Skutki rzeczywiste są takie, że wśród ludności – moim zdaniem – nie ma żadnych skutków – mówił kilka lat temu prof. Zbigniew Jaworowski, nieżyjący już ekspert ds. wpływu promieniowania na zdrowie człowieka, członek grup doradczych Międzynarodowej Agencji Energii Atomowej, a w 1986 r. członek Polskiej Komisji Rządowej ds. Skutków Katastrofy Czarnobylskiej. To właśnie on zalecił wówczas podawanie mieszkańcom Polski, głównie dzieciom, płynu Lugola – wodnego roztworu czystego, nieradioaktywnego jodu w jodku potasu.

W zrealizowanym przez telewizję TVN programie pt. „Czarnobyl – w cieniu reaktora” Jaworowski wyliczał wszystkie ofiary katastrofy czarnobylskiej. – Na pewno zginęło od promieniowania 28 osób – pracowników elektrowni i ratowników, którzy bezpośrednio brali udział w pierwszych godzinach po wypadku. Ci ludzie umierali w ciągu następnych kilku tygodni do kilku miesięcy na ostrą chorobę popromienną – mówił.

Jak zaznaczył, „w sumie ludzi, u których stwierdzono objawy ostrej choroby popromiennej, było 134. Spośród tych 134 osób zmarło 28. W ciągu następnych dwudziestu lat zmarło spośród tych, którzy zachorowali na tę chorobę, jeszcze 19 osób. Ale niektórzy zmarli w wypadkach samochodowych, niektórzy na gruźlicę, niektórzy na zawał serca, niektórzy na inne choroby niemające nic wspólnego z promieniowaniem. Cztery osoby zmarły na choroby, które możnaby wiązać z promieniowaniem, bo były to choroby szpiku, ale niekoniecznie, bo ludność, która nie była napromieniowana, również choruje na choroby szpiku. Ale gdybyśmy nawet założyli, że tak, to mamy 28 plus 4, to mamy 32 osoby, które mogły zemrzeć w skutek napromieniowania”.

W opublikowanym w 2009 r. artykule pt. „Czarnobyl” prof. Zbigniew Jaworowski napisał, że „zniszczenie reaktora w Czarnobylu było największą katastrofą psychologiczną w czasie pokoju. Najwięcej szkód spowodowała (ta katastrofa – przyp. red.) nie w ciałach, lecz w umysłach ludzi.
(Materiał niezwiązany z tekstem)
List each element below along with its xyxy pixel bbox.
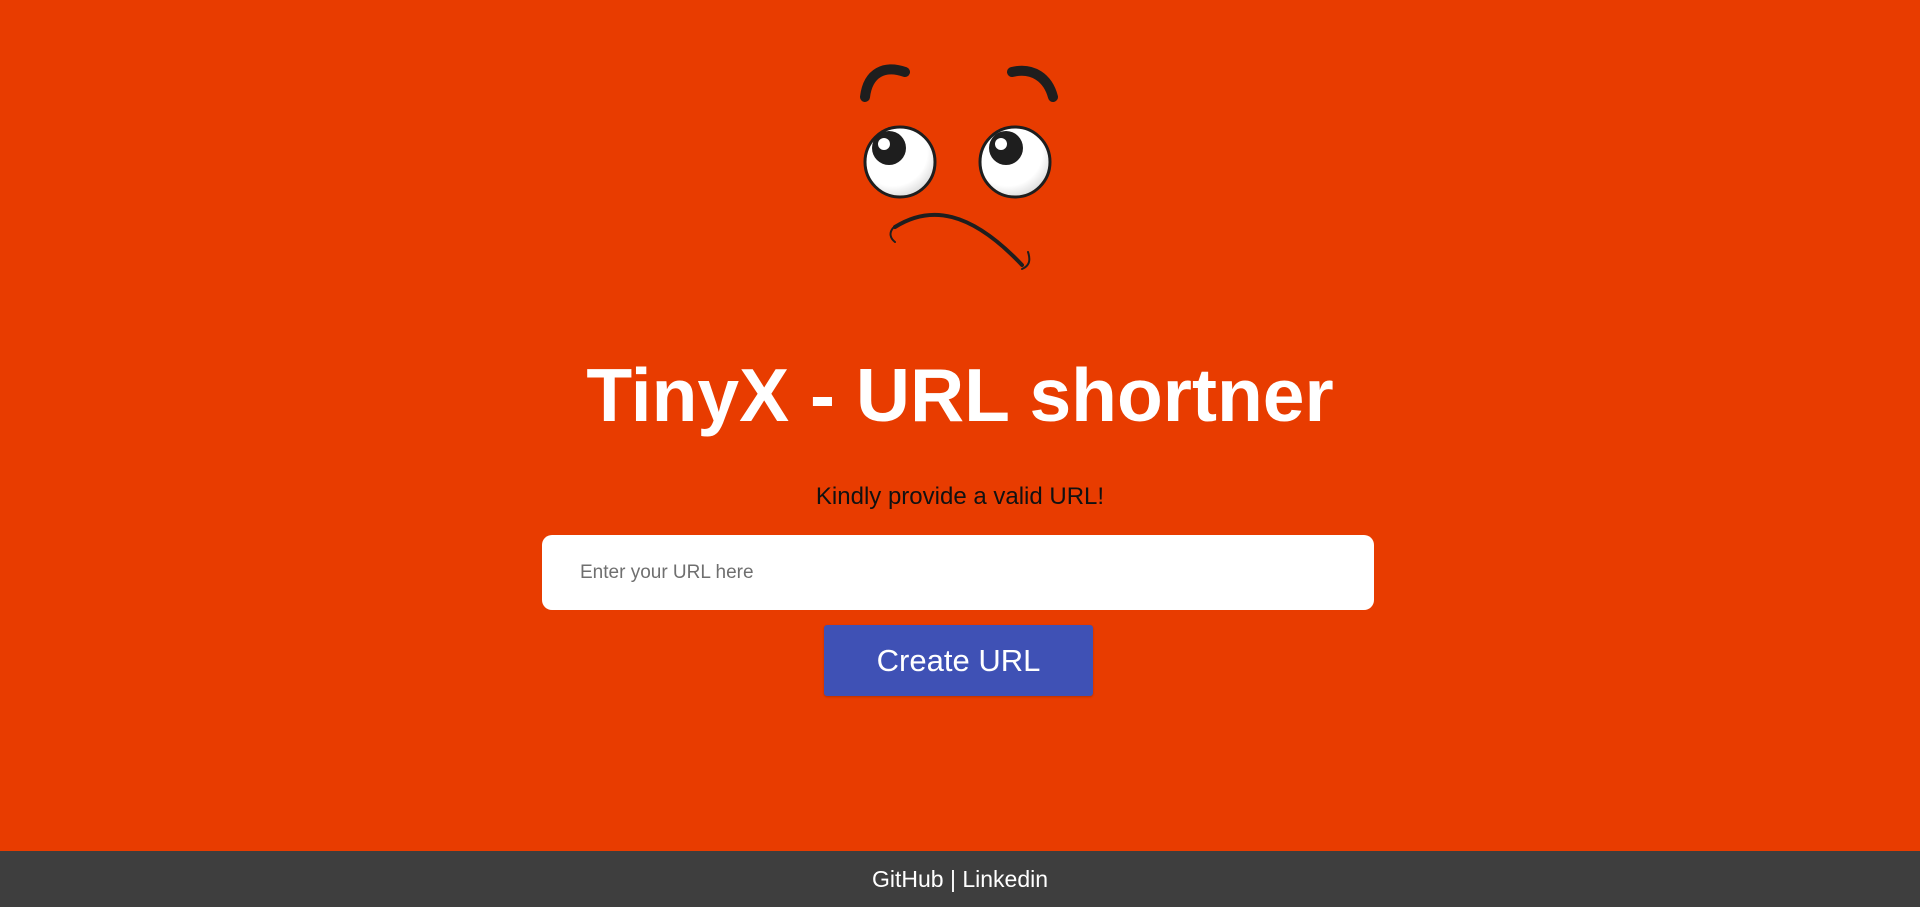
url-input[interactable] [542, 535, 1374, 610]
validation-message: Kindly provide a valid URL! [815, 483, 1105, 510]
linkedin-link[interactable]: Linkedin [962, 866, 1048, 892]
create-url-button[interactable]: Create URL [824, 625, 1093, 696]
github-link[interactable]: GitHub [872, 866, 944, 892]
frown-mouth [893, 212, 1024, 267]
main-section: TinyX - URL shortner Kindly provide a va… [0, 0, 1920, 851]
footer-separator: | [949, 866, 956, 892]
left-eyebrow [860, 64, 910, 102]
footer: GitHub | Linkedin [0, 851, 1920, 907]
page-title: TinyX - URL shortner [586, 353, 1334, 437]
right-eyebrow [1007, 65, 1058, 102]
sad-face-icon [860, 64, 1058, 270]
Płonący reaktor wzbudził masowy strach i irracjonalne działania milionów zwykłych ludzi, a także ekspertów i rządów. Natomiast z punktu widzenia rzeczywistych strat ludzkich (…) była to niewielka katastrofa przemysłowa”.

Dla porównania przytoczył liczbę ofiar w kilku innych katastrofach przemysłowych, w tym m.in. w indyjskim Bhopalu, gdzie w 1984 r. w wyniku uwolnienia 40 ton izocyjanu metylu z fabryki pestycydów zmarło co najmniej 15 tysięcy osób.

Jak zaznaczył Jaworowski, „nie ma żadnego udokumentowanego zgonu wśród ogółu ludności spowodowanego promieniowaniem z Czarnobyla. Wynika to z jego małych dawek, które w ciągu kilku lat otrzymało około 5 milionów osób żyjących na tzw. terenach skażonych”.

Dodał, że nie można mówić o epidemii nowotworów, gdyż już dawno zostało udokumentowane „ochronne i stymulujące układ odpornościowy działanie małych dawek promieniowania”. Zwiększoną liczbę zarejestrowanych tzw. „czarnobylskich” raków tarczycy tłumaczył faktem, że od chwili katastrofy na obszarze Rosji, Ukrainy i Białorusi prowadzone są badania przesiewowe na największą skalę w historii medycyny.

„Zamiast masowych zgonów radiacyjnych po Czarnobylu wystąpiła epidemia chorób psychosomatycznych (choroby serca, przewodu pokarmowego, psychiczne, itp.), niemających nic wspólnego z promieniowaniem, a wywołanych stresem po katastrofie, błędami władz, oraz sztucznym stworzeniem masowego syndromu 5 milionów »ofiar Czarnobyla«, tj. ludzi żyjących na tzw. silnie skażonych terenach i otrzymujących za to stałą rekompensatę pieniężną” – pisał Jaworowski.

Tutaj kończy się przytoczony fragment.